Closed begedin closed 9 years ago

begedin commented 9 years ago

NOTE: This branches off of #7 so it contains changes from there as well.

This is an attempt to create interface separation between general and organization-specific routes. It works, sort of, but I don't like the way I achieved it. I pushed the changes up here so we can discuss ideas for potential alternatives.

Assumption

The following doesn't work:

export default Router.map(function () {
  this.route('login');
  this.resource('organization', { path: '/' });
  this.route('some_general_route', { path: '/' });
});

That is, it works, but if we want to access the general route, it will still attempt to access the organization resource and try to load a model.

Basically, I don't think we can have routing to two different things on the same route URL. To Ember, domain.com/ and subdomain.domain.com are the same resource/route.

Solution

The currently implemented solution (which I really dislike) is the following:

In my opinion, the ideal solution and one we should spend at least some time exploring would be to modify the default ember router so it works for our specific case of having two resources ("organization" and "general") under the same path "/". If we only ever access links via the resource.route reference and not via the path reference, I don't think having them on the same URL path would be an issue.

I'm not sure if that solution is possible, though.

venkatd commented 9 years ago

It may best to check window.location.host to add this check at a lower level.

http://stackoverflow.com/questions/18262215/ember-js-rails-and-wildcard-subdomains

We can have two routers OrganizationRouter and DefaultRouter. Then we can export the proper one depending on this check. Thoughts?
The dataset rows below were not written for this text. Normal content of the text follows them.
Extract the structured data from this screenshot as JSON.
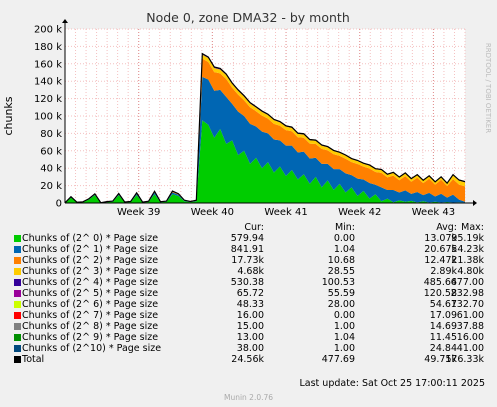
{
  "chart_data": {
    "type": "area",
    "title": "Node 0, zone DMA32 - by month",
    "ylabel": "chunks",
    "xlabel": "",
    "watermark": "RRDTOOL / TOBI OETIKER",
    "y_ticks": [
      "0",
      "20 k",
      "40 k",
      "60 k",
      "80 k",
      "100 k",
      "120 k",
      "140 k",
      "160 k",
      "180 k",
      "200 k"
    ],
    "ylim": [
      0,
      200000
    ],
    "x_ticks": [
      "Week 39",
      "Week 40",
      "Week 41",
      "Week 42",
      "Week 43"
    ],
    "x_tick_positions_days": [
      7,
      14,
      21,
      28,
      35
    ],
    "xlim_days": [
      0,
      38
    ],
    "grid": true,
    "stacked": true,
    "series": [
      {
        "name": "Chunks of (2^ 0) * Page size",
        "color": "#00cc00",
        "cur": "579.94",
        "min": "0.00",
        "avg": "13.07k",
        "max": "95.19k",
        "values": [
          0,
          6000,
          500,
          800,
          4000,
          9000,
          0,
          1000,
          1500,
          9000,
          800,
          1200,
          9000,
          700,
          1400,
          10000,
          900,
          1500,
          10000,
          8000,
          2000,
          1000,
          2000,
          95000,
          90000,
          75000,
          85000,
          68000,
          72000,
          55000,
          60000,
          45000,
          52000,
          40000,
          47000,
          35000,
          42000,
          31000,
          38000,
          27000,
          33000,
          22000,
          30000,
          18000,
          26000,
          15000,
          22000,
          12000,
          18000,
          8000,
          14000,
          5000,
          10000,
          2000,
          5000,
          900,
          3000,
          1500,
          2500,
          700,
          2000,
          600,
          1500,
          580,
          1200,
          600,
          900,
          579.94
        ]
      },
      {
        "name": "Chunks of (2^ 1) * Page size",
        "color": "#0066b3",
        "cur": "841.91",
        "min": "1.04",
        "avg": "20.67k",
        "max": "54.23k",
        "values": [
          0,
          600,
          100,
          200,
          400,
          800,
          10,
          200,
          300,
          1000,
          100,
          200,
          1500,
          100,
          300,
          2000,
          200,
          300,
          2200,
          1500,
          600,
          300,
          600,
          50000,
          52000,
          54000,
          45000,
          54000,
          42000,
          50000,
          40000,
          46000,
          36000,
          42000,
          33000,
          38000,
          30000,
          35000,
          28000,
          31000,
          26000,
          29000,
          22000,
          27000,
          19000,
          24000,
          17000,
          22000,
          14000,
          20000,
          13000,
          18000,
          11000,
          16000,
          10000,
          14000,
          9000,
          13000,
          8000,
          12000,
          7000,
          11000,
          6000,
          10000,
          5000,
          9000,
          3000,
          841.91
        ]
      },
      {
        "name": "Chunks of (2^ 2) * Page size",
        "color": "#ff8000",
        "cur": "17.73k",
        "min": "10.68",
        "avg": "12.47k",
        "max": "21.38k",
        "values": [
          0,
          300,
          50,
          100,
          200,
          400,
          20,
          100,
          150,
          500,
          60,
          100,
          700,
          60,
          150,
          900,
          100,
          150,
          1000,
          700,
          300,
          150,
          300,
          21000,
          20000,
          21380,
          19000,
          20500,
          18500,
          19500,
          18000,
          19000,
          17500,
          18500,
          17000,
          18000,
          16800,
          17800,
          16500,
          17500,
          16000,
          17300,
          15800,
          17200,
          15500,
          17000,
          15200,
          16900,
          15000,
          16800,
          14800,
          16700,
          14600,
          16600,
          14400,
          16500,
          14200,
          16400,
          14000,
          16300,
          13800,
          16200,
          13600,
          16100,
          13400,
          17800,
          17200,
          17730
        ]
      },
      {
        "name": "Chunks of (2^ 3) * Page size",
        "color": "#ffcc00",
        "cur": "4.68k",
        "min": "28.55",
        "avg": "2.89k",
        "max": "4.80k",
        "values": [
          0,
          60,
          30,
          30,
          60,
          90,
          30,
          40,
          40,
          100,
          30,
          40,
          150,
          30,
          40,
          200,
          40,
          40,
          220,
          150,
          60,
          40,
          60,
          4500,
          4600,
          4800,
          4500,
          4600,
          4400,
          4500,
          4300,
          4400,
          4200,
          4300,
          4100,
          4200,
          4000,
          4100,
          3900,
          4000,
          3800,
          3900,
          3700,
          3800,
          3600,
          3700,
          3500,
          3600,
          3400,
          3500,
          3300,
          3400,
          3200,
          3300,
          3100,
          3200,
          3000,
          3100,
          2900,
          3000,
          2800,
          2900,
          2700,
          2800,
          2600,
          4500,
          4600,
          4680
        ]
      },
      {
        "name": "Chunks of (2^ 4) * Page size",
        "color": "#330099",
        "cur": "530.38",
        "min": "100.53",
        "avg": "485.64",
        "max": "677.00",
        "values": [
          110,
          130,
          110,
          110,
          130,
          150,
          110,
          120,
          120,
          160,
          110,
          120,
          180,
          110,
          120,
          200,
          120,
          120,
          210,
          180,
          130,
          120,
          130,
          670,
          677,
          660,
          650,
          640,
          630,
          620,
          610,
          600,
          590,
          580,
          570,
          560,
          550,
          540,
          530,
          520,
          510,
          500,
          500,
          490,
          490,
          480,
          480,
          470,
          470,
          460,
          460,
          450,
          450,
          440,
          440,
          430,
          430,
          420,
          420,
          410,
          410,
          400,
          400,
          390,
          390,
          520,
          525,
          530.38
        ]
      },
      {
        "name": "Chunks of (2^ 5) * Page size",
        "color": "#990099",
        "cur": "65.72",
        "min": "55.59",
        "avg": "120.58",
        "max": "232.98",
        "values": [
          60,
          60,
          60,
          60,
          60,
          60,
          60,
          60,
          60,
          60,
          60,
          60,
          60,
          60,
          60,
          60,
          60,
          60,
          60,
          60,
          60,
          60,
          60,
          230,
          232,
          225,
          220,
          210,
          200,
          195,
          190,
          185,
          180,
          175,
          170,
          165,
          160,
          155,
          150,
          145,
          140,
          135,
          130,
          125,
          120,
          115,
          110,
          105,
          100,
          95,
          90,
          85,
          80,
          78,
          76,
          74,
          72,
          70,
          68,
          66,
          65,
          65,
          65,
          65,
          65,
          66,
          66,
          65.72
        ]
      },
      {
        "name": "Chunks of (2^ 6) * Page size",
        "color": "#ccff00",
        "cur": "48.33",
        "min": "28.00",
        "avg": "54.67",
        "max": "132.70",
        "values": [
          30,
          30,
          30,
          30,
          30,
          30,
          30,
          30,
          30,
          30,
          30,
          30,
          30,
          30,
          30,
          30,
          30,
          30,
          30,
          30,
          30,
          30,
          30,
          130,
          132,
          128,
          124,
          120,
          115,
          110,
          105,
          100,
          95,
          90,
          85,
          80,
          75,
          70,
          66,
          62,
          58,
          55,
          52,
          50,
          48,
          47,
          46,
          46,
          46,
          46,
          46,
          47,
          47,
          47,
          47,
          47,
          47,
          48,
          48,
          48,
          48,
          48,
          48,
          48,
          48,
          48,
          48,
          48.33
        ]
      },
      {
        "name": "Chunks of (2^ 7) * Page size",
        "color": "#ff0000",
        "cur": "16.00",
        "min": "0.00",
        "avg": "17.09",
        "max": "61.00",
        "values": [
          0,
          2,
          0,
          1,
          2,
          4,
          0,
          1,
          1,
          5,
          0,
          1,
          6,
          0,
          1,
          8,
          1,
          1,
          8,
          6,
          2,
          1,
          2,
          60,
          61,
          58,
          55,
          50,
          45,
          40,
          36,
          33,
          30,
          27,
          25,
          23,
          21,
          20,
          19,
          18,
          17,
          17,
          16,
          16,
          16,
          16,
          16,
          16,
          16,
          16,
          16,
          16,
          16,
          16,
          16,
          16,
          16,
          16,
          16,
          16,
          16,
          16,
          16,
          16,
          16,
          16,
          16,
          16
        ]
      },
      {
        "name": "Chunks of (2^ 8) * Page size",
        "color": "#808080",
        "cur": "15.00",
        "min": "1.00",
        "avg": "14.69",
        "max": "37.88",
        "values": [
          1,
          2,
          1,
          1,
          2,
          3,
          1,
          1,
          1,
          3,
          1,
          1,
          4,
          1,
          1,
          5,
          1,
          1,
          5,
          4,
          2,
          1,
          2,
          36,
          37.88,
          36,
          34,
          32,
          30,
          28,
          26,
          24,
          22,
          20,
          19,
          18,
          17,
          16,
          16,
          15,
          15,
          15,
          15,
          15,
          15,
          15,
          15,
          15,
          15,
          15,
          15,
          15,
          15,
          15,
          15,
          15,
          15,
          15,
          15,
          15,
          15,
          15,
          15,
          15,
          15,
          15,
          15,
          15
        ]
      },
      {
        "name": "Chunks of (2^ 9) * Page size",
        "color": "#008f00",
        "cur": "13.00",
        "min": "1.04",
        "avg": "11.45",
        "max": "16.00",
        "values": [
          1,
          2,
          1,
          1,
          2,
          3,
          1,
          1,
          1,
          3,
          1,
          1,
          3,
          1,
          1,
          4,
          1,
          1,
          4,
          3,
          2,
          1,
          2,
          15,
          16,
          16,
          16,
          15,
          15,
          15,
          14,
          14,
          14,
          14,
          13,
          13,
          13,
          13,
          13,
          13,
          13,
          13,
          13,
          13,
          13,
          13,
          13,
          13,
          13,
          13,
          13,
          13,
          13,
          13,
          13,
          13,
          13,
          13,
          13,
          13,
          13,
          13,
          13,
          13,
          13,
          13,
          13,
          13
        ]
      },
      {
        "name": "Chunks of (2^10) * Page size",
        "color": "#00487d",
        "cur": "38.00",
        "min": "1.00",
        "avg": "24.84",
        "max": "41.00",
        "values": [
          1,
          2,
          1,
          1,
          2,
          3,
          1,
          1,
          1,
          3,
          1,
          1,
          4,
          1,
          1,
          5,
          1,
          1,
          5,
          4,
          2,
          1,
          2,
          40,
          41,
          41,
          40,
          40,
          40,
          39,
          39,
          39,
          39,
          39,
          38,
          38,
          38,
          38,
          38,
          38,
          38,
          38,
          38,
          38,
          38,
          38,
          38,
          38,
          38,
          38,
          38,
          38,
          38,
          38,
          38,
          38,
          38,
          38,
          38,
          38,
          38,
          38,
          38,
          38,
          38,
          38,
          38,
          38
        ]
      }
    ],
    "total": {
      "name": "Total",
      "color": "#000000",
      "cur": "24.56k",
      "min": "477.69",
      "avg": "49.75k",
      "max": "176.33k"
    }
  },
  "legend_headers": {
    "cur": "Cur:",
    "min": "Min:",
    "avg": "Avg:",
    "max": "Max:"
  },
  "last_update": "Last update: Sat Oct 25 17:00:11 2025",
  "footer": "Munin 2.0.76"
}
begedin commented 9 years ago

@venkatd: That seems like the most straightforward approach. I tried looking into actually customizing the default router (.reopenClass, .extend), but the actual routing is highly encapsulated so I don't think it was intended for us to customize it.

begedin commented 9 years ago

@venkatd For an update, I ended up doing something similar to what you suggested. The only thing is, we don't export the Router in router.js. We export the result of a Router.map(callback) call. Since some routes will be common to both sides of the app (login route, for instance), I ended up doing a logical flag check within the Router.map callback and it's at that point that the route definition splits.
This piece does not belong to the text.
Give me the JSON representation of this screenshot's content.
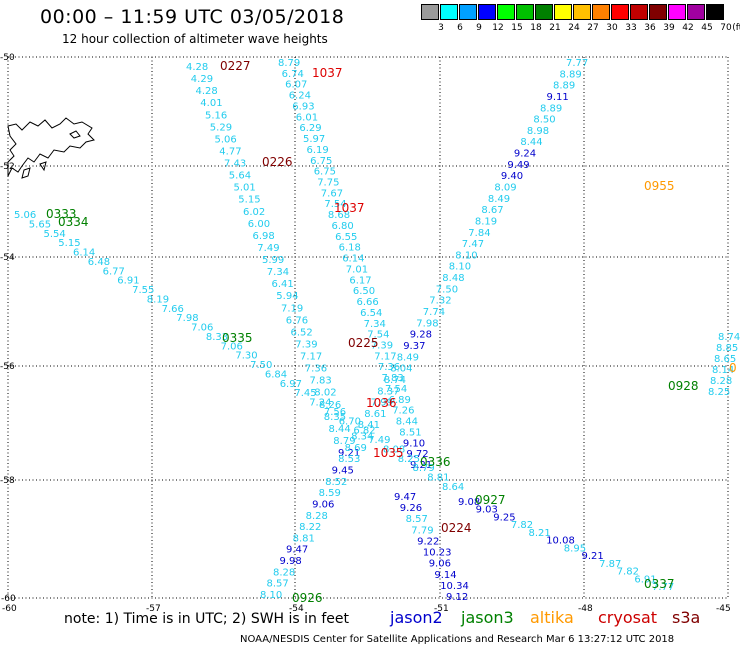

Because of that and the fact that ember-cli-subdomain only works as something you inject into various parts of the app, I had to implement my own url-info library and abandon the ember-cli-subdomain add-on. Looking at the code of the add-on, though, the logic I'm using is nearly identical. It's not actually something very complex.

begedin commented 9 years ago

I believe this is now at a point where it should be mergable. Next up, we either start hooking this up to the actual API, or I can start working on the actual interface, depending on which comes sooner.